O Ministério da Saúde adverte: o futebol pode provocar confusão mental progressiva. O sujeito tem nas mãos o ofício e nos pés a virtude. Assim, Rogério marcou o centésimo gol de sua carreira contra o cada vez mais arquirrival Corinthians. Três meses depois, toma um chocolate do mesmo adversário, fica com as penas na mão no quinto gol e sai abatido de campo. É, o Ministério da Saúde bem que alertou que o futebol pode dar um nó até na cabeça dos ídolos.

Agora, saboreando a goleada, os corintianos invertem o pêndulo e lambuzam os beiços com um fato improvável: fazer cem gols no mesmo Ceni. Improvável por simples aritmética. Para essa ironia acontecer, precisa o Timão fazer quase 25% dos gols que já fez no goleiro em um tempo curto, afinal a carreira do mito são-paulino caminha para o fim. Mas pouco importa a matemática nessas horas. O humor é a prova dos nove no jogo de bola. O chute perfeito em Barueri e o coroar eterno do camisa 1 na ocasião calaram fundo na alma alvinegra. Com isso, a dor transformou-se em sátira no último domingo.

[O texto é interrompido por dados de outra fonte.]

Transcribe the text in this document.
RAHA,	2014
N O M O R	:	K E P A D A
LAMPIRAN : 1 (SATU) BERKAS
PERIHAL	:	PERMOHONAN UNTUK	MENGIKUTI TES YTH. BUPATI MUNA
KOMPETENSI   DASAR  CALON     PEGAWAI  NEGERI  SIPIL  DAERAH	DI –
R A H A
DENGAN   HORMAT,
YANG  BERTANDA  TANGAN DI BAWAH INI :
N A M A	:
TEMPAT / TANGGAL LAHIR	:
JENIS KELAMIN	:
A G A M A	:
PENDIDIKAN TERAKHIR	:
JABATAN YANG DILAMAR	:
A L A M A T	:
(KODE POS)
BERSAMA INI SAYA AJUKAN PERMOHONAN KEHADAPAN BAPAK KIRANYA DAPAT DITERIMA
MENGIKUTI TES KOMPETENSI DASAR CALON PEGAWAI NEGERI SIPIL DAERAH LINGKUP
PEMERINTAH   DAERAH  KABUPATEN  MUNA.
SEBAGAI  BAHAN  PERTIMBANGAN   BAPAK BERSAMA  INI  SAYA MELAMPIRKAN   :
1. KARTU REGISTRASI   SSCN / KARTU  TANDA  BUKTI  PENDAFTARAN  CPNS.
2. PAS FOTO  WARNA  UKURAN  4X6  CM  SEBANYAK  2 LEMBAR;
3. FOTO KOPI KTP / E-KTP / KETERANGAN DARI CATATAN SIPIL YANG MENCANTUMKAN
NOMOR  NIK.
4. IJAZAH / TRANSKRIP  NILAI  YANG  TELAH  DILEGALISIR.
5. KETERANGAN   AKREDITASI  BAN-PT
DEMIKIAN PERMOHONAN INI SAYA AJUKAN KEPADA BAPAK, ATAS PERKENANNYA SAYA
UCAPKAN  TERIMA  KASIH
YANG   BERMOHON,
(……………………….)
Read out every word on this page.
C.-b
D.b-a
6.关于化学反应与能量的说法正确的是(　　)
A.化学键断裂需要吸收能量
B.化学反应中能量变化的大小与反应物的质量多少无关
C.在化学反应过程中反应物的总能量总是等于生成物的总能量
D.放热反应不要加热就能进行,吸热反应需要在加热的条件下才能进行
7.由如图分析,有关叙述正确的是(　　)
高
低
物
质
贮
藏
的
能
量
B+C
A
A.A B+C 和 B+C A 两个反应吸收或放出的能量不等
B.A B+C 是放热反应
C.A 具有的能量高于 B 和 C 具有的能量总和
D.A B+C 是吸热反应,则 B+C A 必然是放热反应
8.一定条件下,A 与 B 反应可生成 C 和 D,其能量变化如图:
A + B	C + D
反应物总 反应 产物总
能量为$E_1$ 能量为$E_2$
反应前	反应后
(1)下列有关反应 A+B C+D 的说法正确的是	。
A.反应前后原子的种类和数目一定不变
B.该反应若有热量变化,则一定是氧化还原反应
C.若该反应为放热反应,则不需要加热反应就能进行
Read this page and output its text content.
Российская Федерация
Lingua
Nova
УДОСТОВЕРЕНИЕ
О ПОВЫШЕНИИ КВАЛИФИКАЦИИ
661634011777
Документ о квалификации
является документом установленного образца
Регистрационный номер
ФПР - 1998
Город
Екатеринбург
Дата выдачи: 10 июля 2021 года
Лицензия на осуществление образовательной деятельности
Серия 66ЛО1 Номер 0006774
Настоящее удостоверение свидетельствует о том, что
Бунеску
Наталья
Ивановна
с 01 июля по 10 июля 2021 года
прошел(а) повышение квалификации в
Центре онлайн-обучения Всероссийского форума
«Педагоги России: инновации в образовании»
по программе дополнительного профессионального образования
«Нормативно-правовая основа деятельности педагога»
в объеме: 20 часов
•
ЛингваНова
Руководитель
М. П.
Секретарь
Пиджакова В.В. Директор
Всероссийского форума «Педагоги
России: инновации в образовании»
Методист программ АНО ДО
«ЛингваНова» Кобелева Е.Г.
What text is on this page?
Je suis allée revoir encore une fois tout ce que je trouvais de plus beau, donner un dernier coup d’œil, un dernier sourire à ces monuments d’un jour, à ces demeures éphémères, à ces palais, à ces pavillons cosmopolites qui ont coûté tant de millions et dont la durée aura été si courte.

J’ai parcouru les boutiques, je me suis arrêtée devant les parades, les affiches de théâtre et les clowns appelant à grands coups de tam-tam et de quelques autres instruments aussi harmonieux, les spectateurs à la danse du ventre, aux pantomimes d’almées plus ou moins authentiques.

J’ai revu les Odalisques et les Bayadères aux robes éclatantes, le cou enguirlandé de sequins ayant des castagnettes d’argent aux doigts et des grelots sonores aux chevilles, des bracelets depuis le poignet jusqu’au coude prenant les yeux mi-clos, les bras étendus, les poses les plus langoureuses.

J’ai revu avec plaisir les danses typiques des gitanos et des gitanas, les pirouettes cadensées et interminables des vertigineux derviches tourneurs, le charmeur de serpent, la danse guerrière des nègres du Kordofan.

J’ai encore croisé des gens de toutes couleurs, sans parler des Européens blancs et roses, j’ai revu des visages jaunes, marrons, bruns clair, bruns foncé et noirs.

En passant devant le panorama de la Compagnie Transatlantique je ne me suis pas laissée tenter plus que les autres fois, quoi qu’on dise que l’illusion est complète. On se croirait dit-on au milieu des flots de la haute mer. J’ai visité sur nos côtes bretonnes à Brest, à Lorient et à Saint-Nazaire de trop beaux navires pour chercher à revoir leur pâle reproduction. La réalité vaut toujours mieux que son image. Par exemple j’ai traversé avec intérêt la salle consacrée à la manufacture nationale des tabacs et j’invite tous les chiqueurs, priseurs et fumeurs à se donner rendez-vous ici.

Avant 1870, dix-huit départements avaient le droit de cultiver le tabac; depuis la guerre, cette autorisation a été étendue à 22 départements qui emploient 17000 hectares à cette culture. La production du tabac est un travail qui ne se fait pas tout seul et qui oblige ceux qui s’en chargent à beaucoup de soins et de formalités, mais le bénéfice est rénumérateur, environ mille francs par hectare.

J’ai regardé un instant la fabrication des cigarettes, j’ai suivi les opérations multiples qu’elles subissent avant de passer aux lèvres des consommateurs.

E essa esquizofrenia, com seus altos e baixos, só é possível por um detalhe a glorificar-se: Ceni é jogador de um clube só. Fosse ele mais um nômade, o centésimo não teria raiz e o rival não veria nele tanta notoriedade assim. Todos os gols que marcou foram com a camisa tricolor. Quase todos que levou (excetuando-se alguns com a camisa da Seleção) foram pelo clube do Morumbi. Uma trajetória rara e que o faz amado pelos são-paulinos e naturalmente odiado por expressiva parcela dos adversários. Eis o porquê de o deleite dos corintianos justificar-se. Conseguiram cicatrizar uma ferida recente. O problema é que, de tempos em tempos, ela se reabrirá nas lembranças do centésimo gol de Ceni.